Challenge. \(\mathcal {A}\) chooses messages \(m_0, m_1\). At this stage, \(\mathcal {B}\) flips a coin \(\mu ^* \in _R \{0,1\}\), and generates the challenge ciphertext \(\textsf {ct}^*_1\) as:

$$\begin{aligned}&\textsf {ct}^*_{10} = svk^*, \textsf {ct}^*_{11} = m_{\mu ^*} \cdot T^{\alpha _1 + \alpha _2}, \textsf {ct}^*_{12} = B^{\gamma x^*}, \textsf {ct}'^*_{12} = A_1^{\gamma }, \textsf {ct}''^*_{12} = A_2^{\gamma k},\textsf {ct}'''^*_{12} = A_1^{k} ,\\&\textsf {ct}^*_{13} = A_{-1}^{k(\alpha _2 + r_2)}, \textsf {ct}^*_{14} = B^{k\gamma }, \textsf {ct}^*_{15_i} = B^{\theta _i\gamma }, \textsf {ct}^*_{16} = B^{\beta _2} , \end{aligned}$$

and \(\sigma ^* = \mathcal {S}(ssk, (\textsf {ct}^*_{11},\textsf {ct}^*_{14_i},\textsf {ct}^*_{15},\textsf {ct}^*_{16}))\).
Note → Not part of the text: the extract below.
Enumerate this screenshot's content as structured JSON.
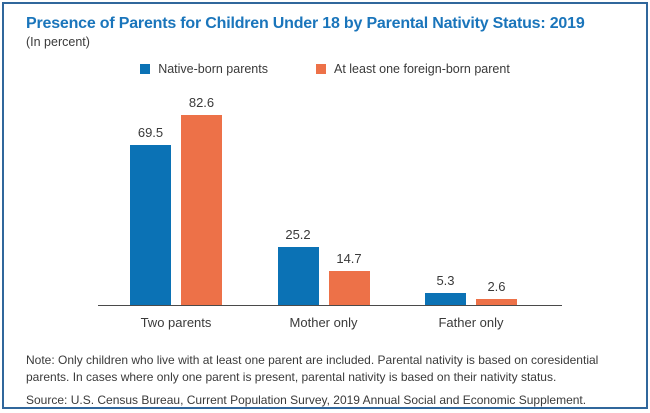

With \(\textsf {pk}_x = g^{x^* a}\), \(B = g^b\), and \(r = a\gamma , k ,s = b/a^2\) with the random numbers \(\gamma , k \in \mathbb {Z}_p\).

Phase 2. This phase is identical to Phase 1 with following restrictions: (1) Corrupt() returns \(\perp \) if \(\{t_1^*, \ldots , t_d^*\} \cap P = \emptyset \). (2) Decrypt\(_1\)(\(param, \textsf {sk}_{\textsf {A}}, \textsf {PSK}_i, \textsf {CT}_1, t_1, \ldots , t_d\)) returns \(\perp \) if \((\textsf {CT}_1, t_1, \ldots , t_d) \ne (\textsf {CT}^*_1, t^*_1, \ldots , t^*_d)\).

Guess. \(\textsf {CT}_1^*\) is a valid encryption of \(m_{\mu ^*}\) if \(T = e(g,g)^{b / a^2}\). In contrast, if T is random in \(\mathbb {G}_T\), \(\textsf {CT}_1^*\) perfectly hides \(m_{\mu ^*}\) and \(\mathcal {A}\) cannot guess \(\mu ^*\) with better probability than 1 / 2. When \(\mathcal {A}\) eventually outputs her result \(\mu ' \in \{0,1\}\), \(\mathcal {B}\) decides \(T = e(g,g)^{b/a^2}\) if \(\mu ' = \mu \) and that T is randomly chosen.